Le travail dans le domaine de la restitution vise avant tout à éduquer, informer et faire découvrir une époque. C’est une image plutôt réaliste puisque vous êtes forcé de la rendre réaliste, la plus proche possible de ce que l’on aurait pu voir. Nous n’avons pas la liberté de nous échapper complètement dans des flous ou dans l’abstrait. Cela peut être génial mais ne correspond pas à ce qu’il convient de faire ici. C’est tout le problème que pose le traitement de l’histoire. On ne peut pas être fidèle à la réalité historique au point de s’exprimer dans l'Antiquité ; ce n’est pas possible et n’aurait aucun sens. Je ne vais pas faire parler mes personnages en latin, cela restreindrait mon public. Et puis quel latin ? Il n’y a pas d’autre solution que d’adapter l’évocation d’une période de l’histoire dans un langage actuel. Quel-est le sens derrière le mot utilisé ? Il faut que ce que l’on raconte ait du sens . Cela veut dire que ce que je raconte doit être lié à la véritable histoire.

Quel est votre artiste préféré ?

Parmi les artistes que j’aime beaucoup, il y a le Titien car il est classique et idéalise mais sans excès. Tout est en équilibre, rien n’est figé. C’est une sorte de belle harmonie. Si je devais parler celui qui m’inspire pour faire cette imagerie évoquant l’antiquité, j’évoquerais donc plutôt Titien car il représente pour moi le sommet. D’autres sont géniaux. Caravage est génial mais il y a du mouvement, de l’emphase. On va plus fort dans un style où l’action et l’expressivité relève de la mise en scène. Pour la maîtrise de la couleur, je dirais Gauguin mais je n’en ai pas vraiment besoin dans ce que je fais. Je serais plus proche de Titien que Gauguin ou autre car c’est plus proche du discours que j’ai à tenir.
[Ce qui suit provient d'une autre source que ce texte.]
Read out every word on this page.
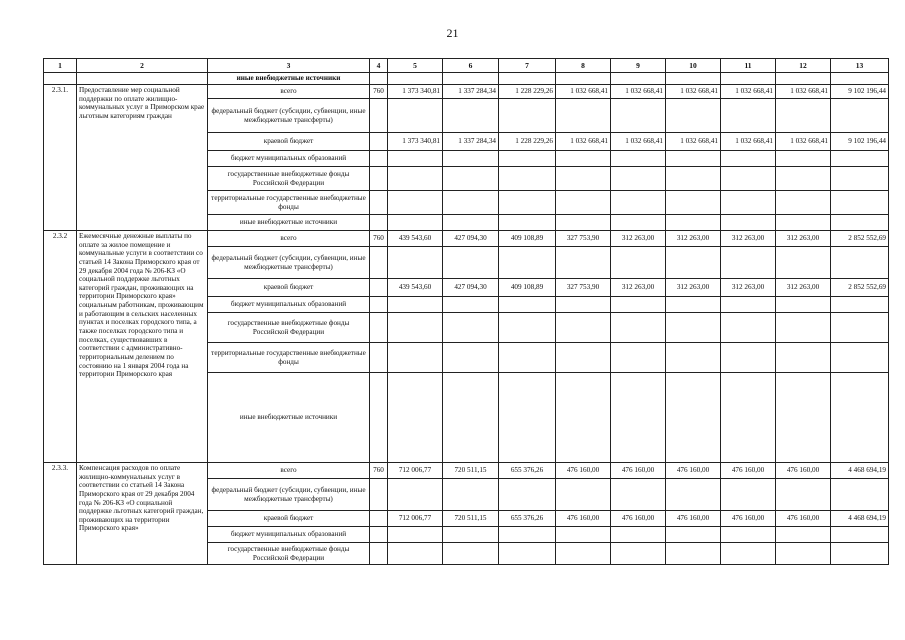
21
1	2	3	4	5	6	7	8	9	10	11	12	13
		иные внебюджетные источники										
2.3.1.	Предоставление мер социальной поддержки по оплате жилищно-коммунальных услуг в Приморском крае льготным категориям граждан	всего	760	1 373 340,81	1 337 284,34	1 228 229,26	1 032 668,41	1 032 668,41	1 032 668,41	1 032 668,41	1 032 668,41	9 102 196,44
		федеральный бюджет (субсидии, субвенции, иные межбюджетные трансферты)										
		краевой бюджет		1 373 340,81	1 337 284,34	1 228 229,26	1 032 668,41	1 032 668,41	1 032 668,41	1 032 668,41	1 032 668,41	9 102 196,44
		бюджет муниципальных образований										
		государственные внебюджетные фонды Российской Федерации										
		территориальные государственные внебюджетные фонды										
		иные внебюджетные источники										
2.3.2	Ежемесячные денежные выплаты по оплате за жилое помещение и коммунальные услуги в соответствии со статьей 14 Закона Приморского края от 29 декабря 2004 года № 206-КЗ «О социальной поддержке льготных категорий граждан, проживающих на территории Приморского края» социальным работникам, проживающим и работающим в сельских населенных пунктах и поселках городского типа, а также поселках городского типа и поселках, существовавших в соответствии с административно-территориальным делением по состоянию на 1 января 2004 года на территории Приморского края	всего	760	439 543,60	427 094,30	409 108,89	327 753,90	312 263,00	312 263,00	312 263,00	312 263,00	2 852 552,69
		федеральный бюджет (субсидии, субвенции, иные межбюджетные трансферты)										
		краевой бюджет		439 543,60	427 094,30	409 108,89	327 753,90	312 263,00	312 263,00	312 263,00	312 263,00	2 852 552,69
		бюджет муниципальных образований										
		государственные внебюджетные фонды Российской Федерации										
		территориальные государственные внебюджетные фонды										
		иные внебюджетные источники										
2.3.3.	Компенсация расходов по оплате жилищно-коммунальных услуг в соответствии со статьей 14 Закона Приморского края от 29 декабря 2004 года № 206-КЗ «О социальной поддержке льготных категорий граждан, проживающих на территории Приморского края»	всего	760	712 006,77	720 511,15	655 376,26	476 160,00	476 160,00	476 160,00	476 160,00	476 160,00	4 468 694,19
		федеральный бюджет (субсидии, субвенции, иные межбюджетные трансферты)										
		краевой бюджет		712 006,77	720 511,15	655 376,26	476 160,00	476 160,00	476 160,00	476 160,00	476 160,00	4 468 694,19
		бюджет муниципальных образований										
		государственные внебюджетные фонды Российской Федерации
Pourquoi l’Art est-il important ?

L’art est quelque chose d’extrêmement important car s’il n’y avait pas d’art, nous pourrions mourir tout de suite. Plus rien n’aurait vraiment de sens finalement. Toutes les minutes de notre existence ne sont pas forcément intéressantes ou exaltantes. Il faut bien des moments où l’on soit attiré par les choses qui sont plus riches car c’est un résumé, un concentré de sens. Il n’y a que l’art qui puisse nous donner ces moments d’émerveillement, cette envie de s’arrêter quelque peu et de résumer au fond les choses qui nous parlent car elles agissent sur nous, notre corps. Cela nous parle au plus profond de nous et aide à supporter la monotonie, la tristesse… À supporter les grands problèmes philosophiques pour lesquels nous n’auront pas de réponse avant longtemps. Il est notre allié, comme une mère affectueuse qui serait là pour tous nous apporter un peu d’amour. Voilà, à moi avis, où se trouve l’art. Je crois qu’il est indispensable à la vie.